Many microcontrollers feature a hardware watchdog timer peripheral. Its purpose is to trigger an action (usually a system reset) in case of severe software malfunctions. Once initialized, the watchdog timer has to be restarted (“fed”) in regular intervals to prevent it from timing out. If the software got stuck and does not manage to feed the watchdog anymore, the corrective action is triggered to bring the system back to normal operation.

In real-time operating systems with multiple tasks running in parallel, a single watchdog instance may not be sufficient anymore, as it can be used for only one task. This software watchdog based on kernel timers provides a method to supervise multiple threads or tasks (called watchdog channels).

An existing hardware watchdog can be used as an optional fallback if the task watchdog itself or the scheduler has a malfunction.

The task watchdog uses a kernel timer as its backend. If configured properly, the timer ISR is never actually called during normal operation, as the timer is continuously updated in the feed calls.

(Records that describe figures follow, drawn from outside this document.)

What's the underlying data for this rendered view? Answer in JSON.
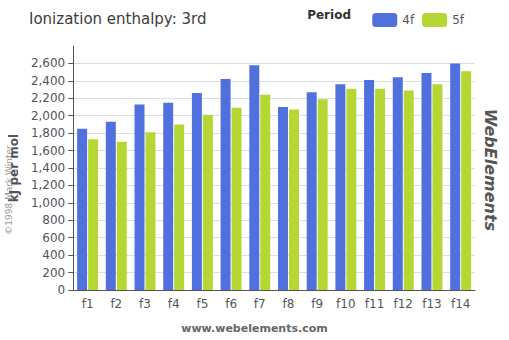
{
  "chart_data": {
    "type": "bar",
    "title": "Ionization enthalpy: 3rd",
    "ylabel": "kJ per mol",
    "categories": [
      "f1",
      "f2",
      "f3",
      "f4",
      "f5",
      "f6",
      "f7",
      "f8",
      "f9",
      "f10",
      "f11",
      "f12",
      "f13",
      "f14"
    ],
    "series": [
      {
        "name": "4f",
        "values": [
          1850,
          1930,
          2130,
          2150,
          2260,
          2420,
          2580,
          2100,
          2270,
          2360,
          2410,
          2440,
          2490,
          2600
        ]
      },
      {
        "name": "5f",
        "values": [
          1730,
          1700,
          1810,
          1900,
          2010,
          2090,
          2240,
          2070,
          2190,
          2310,
          2310,
          2290,
          2360,
          2510
        ]
      }
    ],
    "ylim": [
      0,
      2800
    ],
    "yticks": [
      0,
      200,
      400,
      600,
      800,
      1000,
      1200,
      1400,
      1600,
      1800,
      2000,
      2200,
      2400,
      2600
    ],
    "grid": true,
    "legend": "top right",
    "annotations": [
      "Period",
      "www.webelements.com",
      "WebElements",
      "©1998 Mark Winter"
    ]
  }
}
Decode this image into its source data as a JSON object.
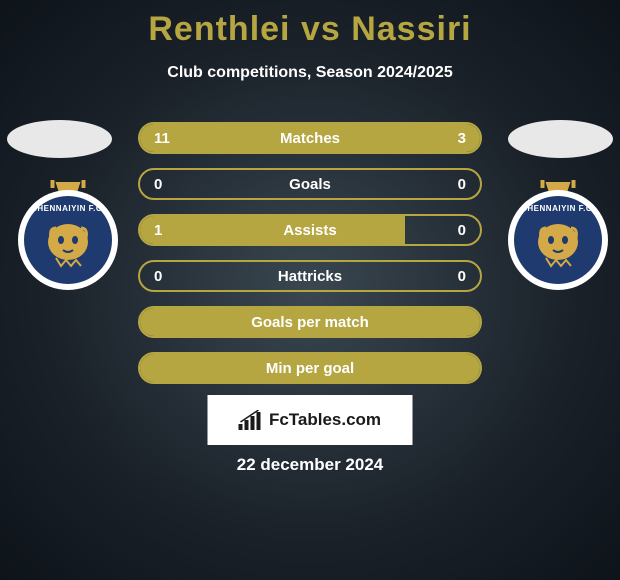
{
  "title": "Renthlei vs Nassiri",
  "subtitle": "Club competitions, Season 2024/2025",
  "colors": {
    "accent": "#b5a642",
    "text_white": "#ffffff",
    "club_blue": "#1e3a6e",
    "club_gold": "#d4a947",
    "brand_bg": "#ffffff"
  },
  "club": {
    "name": "CHENNAIYIN F.C."
  },
  "stats": [
    {
      "label": "Matches",
      "left_value": "11",
      "right_value": "3",
      "left_fill_pct": 78,
      "right_fill_pct": 22
    },
    {
      "label": "Goals",
      "left_value": "0",
      "right_value": "0",
      "left_fill_pct": 0,
      "right_fill_pct": 0
    },
    {
      "label": "Assists",
      "left_value": "1",
      "right_value": "0",
      "left_fill_pct": 78,
      "right_fill_pct": 0
    },
    {
      "label": "Hattricks",
      "left_value": "0",
      "right_value": "0",
      "left_fill_pct": 0,
      "right_fill_pct": 0
    },
    {
      "label": "Goals per match",
      "left_value": "",
      "right_value": "",
      "full_fill": true
    },
    {
      "label": "Min per goal",
      "left_value": "",
      "right_value": "",
      "full_fill": true
    }
  ],
  "brand": {
    "text": "FcTables.com"
  },
  "date": "22 december 2024"
}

It’s currently not possible to have multiple instances of task watchdogs. Instead, the task watchdog API can be accessed globally to add or delete new channels without passing around a context or device pointer in the firmware.

The maximum number of channels is predefined via Kconfig and should be adjusted to match exactly the number of channels required by the application.

Configuration Options

Related configuration options can be found under subsys/task_wdt/Kconfig.